Gözlerimi açtığımda gülümsedim ve minik bedeni kendime doğru iyice çektim.

Hiç ısınmıyormuşcasına soğuk ellerini ellerimin arasına aldım. Minik dudaklarını şapırdatıp bana daha çok sokuldu. Burnu, ağzı, titreşen kirpikleri. Her şeyiyle beni kendine çekiyordu. 

Bu minik bedene neden bu kadar çekildiğimi merak ediyordum. Masum oluşu mu? Beni gördüğünde saçmalaması mı? Sevimli oluşu mu? Güzel oluşu mu?  Bildiğim tek şey ona gittikçe daha çok alıştığımdı.

Bomboş evimde ayak seslerinin olmasına, işten geldiğimde aç mısın diye soran birinin olmasına, bana kahve yapar mısın? Diye sorduğumda hemen gidip yapmasına, dizi izlerken bağırıp ağlamasına alışmıştım. Onun varlığına alışmıştım.

Minik bedeni kendimden ayırdım ve saçlarının arasına bir öpücük kondurdum.

Yataktan çıkmak şu an çok zor gelse de ona bu şekilde sarılamazdım.

Ona bağlanmak beni çok korkutuyordu. Ben Park Chanyeol. İlk defa bir şeyden korkuyordum.

****

Sabah rahat bir şekilde uyandım. Çok rahat uyumuştum.

Yataktan doğrulduğumda üzerimdeki gecelikle şaşırdım. En son Chanyeol un yanında  uyuya kalmıştım. Ve üzerimde yeni aldığım kıyafetler vardı.

TANRIM! CHANYEOL ÜZERİMİ DEĞİŞTİRMİŞ! CHANYEOL KYAFETLERİMİ ÇIKARMIŞ!!

"Ağağağaaaaa!!!!"

Utancımdan çığlık atıp yatakta tepiniyordum. Yüzüm büyük ihtimalle domates gibiydi.

"Her şeyi gördü mü şimdi?"

Bir çığlık daha atıp yatakta yuvarlandım. Yatağım o kadar büyük olmadığı için yere düştüm. Tam o sırada odamın kapısı hızla açıldı.

Chanyeol ü görmemle büyük gözlerle ona baktım ve yanaklarımı tuttum. Tanrım... beni bu ikinci kez yataktan düşmüş bir şekilde görüşüydü. Artık utanmıyordum. Utancımdan ölüyordum.

"Baek? Yine mi kötü rüya gördün?"

Ne diyeceksin şimdi? Rezilliğine rezillik kat Baekhyun. Eğer hızlı konuşursam kekelemem, yada saçmalamam diye düşündüm.

"Ben yataktaydım.... kalktım sonra yatakta bir döneyim dedim sonra yatağın küçük olduğunu unutmuşum tabi sonra birden kendimi yerde buldum. Sonra... sonra... sen geldin işte"

Chanyeol o melodik sesiyle güzel bir kahkaha attı. Bana yaklaştı ve belimden tutup hızlıca yatağa oturttu.

Ben anın şokuyla minik bir çığlık atmıştım.
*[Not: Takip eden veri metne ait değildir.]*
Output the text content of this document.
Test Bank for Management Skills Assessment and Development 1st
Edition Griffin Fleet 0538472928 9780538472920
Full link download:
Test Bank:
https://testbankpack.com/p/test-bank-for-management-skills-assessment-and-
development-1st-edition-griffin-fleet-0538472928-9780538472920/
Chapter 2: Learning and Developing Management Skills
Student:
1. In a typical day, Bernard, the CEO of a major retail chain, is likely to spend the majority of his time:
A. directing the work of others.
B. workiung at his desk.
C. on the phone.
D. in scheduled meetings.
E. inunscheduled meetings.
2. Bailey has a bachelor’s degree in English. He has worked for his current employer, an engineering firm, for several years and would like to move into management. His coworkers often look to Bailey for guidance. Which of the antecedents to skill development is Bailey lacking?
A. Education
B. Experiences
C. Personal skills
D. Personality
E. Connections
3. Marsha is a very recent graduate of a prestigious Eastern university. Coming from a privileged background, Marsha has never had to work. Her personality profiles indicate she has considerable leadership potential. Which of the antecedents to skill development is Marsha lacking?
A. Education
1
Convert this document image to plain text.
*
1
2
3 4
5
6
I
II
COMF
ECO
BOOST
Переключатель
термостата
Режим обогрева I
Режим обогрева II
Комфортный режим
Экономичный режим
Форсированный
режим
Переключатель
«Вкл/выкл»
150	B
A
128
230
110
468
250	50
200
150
Beni bir tüymüşüm gibi kaldırmıştı. Hala kırmızı olan yanaklarım belimdeki ellerle daha da kırmızı hale gelmişti. Belimin oyuntusunda duran iri eli bütün dikkatimi dağıtıyor, temas ettiği yerler adeta yanıyordu.
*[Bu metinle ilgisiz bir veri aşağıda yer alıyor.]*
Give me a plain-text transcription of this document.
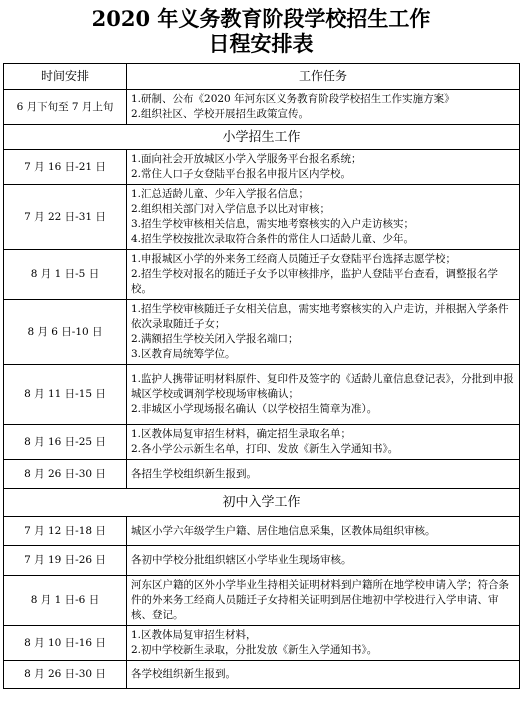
2020 年义务教育阶段学校招生工作
日程安排表
时间安排	工作任务
6 月下旬至 7 月上旬	1.研制、公布《2020 年河东区义务教育阶段学校招生工作实施方案》
2.组织社区、学校开展招生政策宣传。

小学招生工作	
7 月 16 日-21 日	1.面向社会开放城区小学入学服务平台报名系统；
2.常住人口子女登陆平台报名申报片区内学校。

7 月 22 日-31 日	1.汇总适龄儿童、少年入学报名信息；
2.组织相关部门对入学信息予以比对审核；
3.招生学校审核相关信息，需实地考察核实的入户走访核实；
4.招生学校按批次录取符合条件的常住人口适龄儿童、少年。

8 月 1 日-5 日	1.申报城区小学的外来务工经商人员随迁子女登陆平台选择志愿学校；
2.招生学校对报名的随迁子女予以审核排序，监护人登陆平台查看，调整报名学校。

8 月 6 日-10 日	1.招生学校审核随迁子女相关信息，需实地考察核实的入户走访，并根据入学条件依次录取随迁子女；
2.满额招生学校关闭入学报名端口；
3.区教育局统筹学位。

8 月 11 日-15 日	1.监护人携带证明材料原件、复印件及签字的《适龄儿童信息登记表》，分批到申报城区学校或调剂学校现场审核确认；
2.非城区小学现场报名确认（以学校招生简章为准）。

8 月 16 日-25 日	1.区教体局复审招生材料，确定招生录取名单；
2.各小学公示新生名单，打印、发放《新生入学通知书》。

8 月 26 日-30 日	各招生学校组织新生报到。

初中入学工作	
7 月 12 日-18 日	城区小学六年级学生户籍、居住地信息采集，区教体局组织审核。

7 月 19 日-26 日	各初中学校分批组织辖区小学毕业生现场审核。

8 月 1 日-6 日	河东区户籍的区外小学毕业生持相关证明材料到户籍所在地学校申请入学；符合条件的外来务工经商人员随迁子女持相关证明到居住地初中学校进行入学申请、审核、登记。

8 月 10 日-16 日	1.区教体局复审招生材料，
2.初中学校新生录取，分批发放《新生入学通知书》。

8 月 26 日-30 日	各学校组织新生报到。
Elini yavaşça çekti ve doğruldu. Bana dokumduğu zaman oyalanıyor muydu? Yoksa ben mi öyle hissetmiştim?

Boğazını temizledi ve derin sesiyle konuştu.

"Kahvaltıya in."

Ne oldu ki şimdi. Sabahları bu adama bir şey oluyordu. Resmen tersliyordu.
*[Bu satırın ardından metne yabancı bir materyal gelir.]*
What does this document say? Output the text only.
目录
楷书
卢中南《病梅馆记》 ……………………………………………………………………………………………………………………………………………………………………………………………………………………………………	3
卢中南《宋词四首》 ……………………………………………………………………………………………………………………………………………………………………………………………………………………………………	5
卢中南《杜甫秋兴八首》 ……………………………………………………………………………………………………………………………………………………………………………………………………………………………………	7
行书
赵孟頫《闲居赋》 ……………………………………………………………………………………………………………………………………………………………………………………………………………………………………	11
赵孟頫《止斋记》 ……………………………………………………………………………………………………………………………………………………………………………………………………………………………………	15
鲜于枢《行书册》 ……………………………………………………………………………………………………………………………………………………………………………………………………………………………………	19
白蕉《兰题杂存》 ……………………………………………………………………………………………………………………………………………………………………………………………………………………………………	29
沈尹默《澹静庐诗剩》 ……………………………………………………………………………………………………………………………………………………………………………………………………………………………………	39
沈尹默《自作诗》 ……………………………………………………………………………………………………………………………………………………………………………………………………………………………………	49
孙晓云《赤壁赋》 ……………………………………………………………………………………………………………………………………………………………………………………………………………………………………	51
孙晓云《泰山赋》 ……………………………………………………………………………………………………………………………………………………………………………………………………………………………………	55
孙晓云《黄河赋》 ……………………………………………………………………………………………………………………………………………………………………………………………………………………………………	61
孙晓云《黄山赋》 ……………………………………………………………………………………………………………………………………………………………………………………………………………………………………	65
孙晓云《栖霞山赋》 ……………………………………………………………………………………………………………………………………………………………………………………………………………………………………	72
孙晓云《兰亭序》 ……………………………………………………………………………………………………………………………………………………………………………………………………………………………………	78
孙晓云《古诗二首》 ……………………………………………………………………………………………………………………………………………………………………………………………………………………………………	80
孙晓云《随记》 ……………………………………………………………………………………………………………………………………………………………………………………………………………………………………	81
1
Ama yine de çok tatlıydı. Sahi neden takım elbise giymemişti? Merakla üzerime siyah bir pantolon ve beyaz bir t-shirt giymiştim. Pantolon çok dardı ve kan dolaşımım durmuş gibi hissediyordum.

Hızlı adımlarla merdivenden indim ve koşup masaya oturdum. Chanyeol sessizce yağsız harşlanmış sebzelerinden yiyordu. Ben masadaki kimchi ile aşk yaşıyordum. Sormak ve sormamak arasında gidip gelirken sordum gitti.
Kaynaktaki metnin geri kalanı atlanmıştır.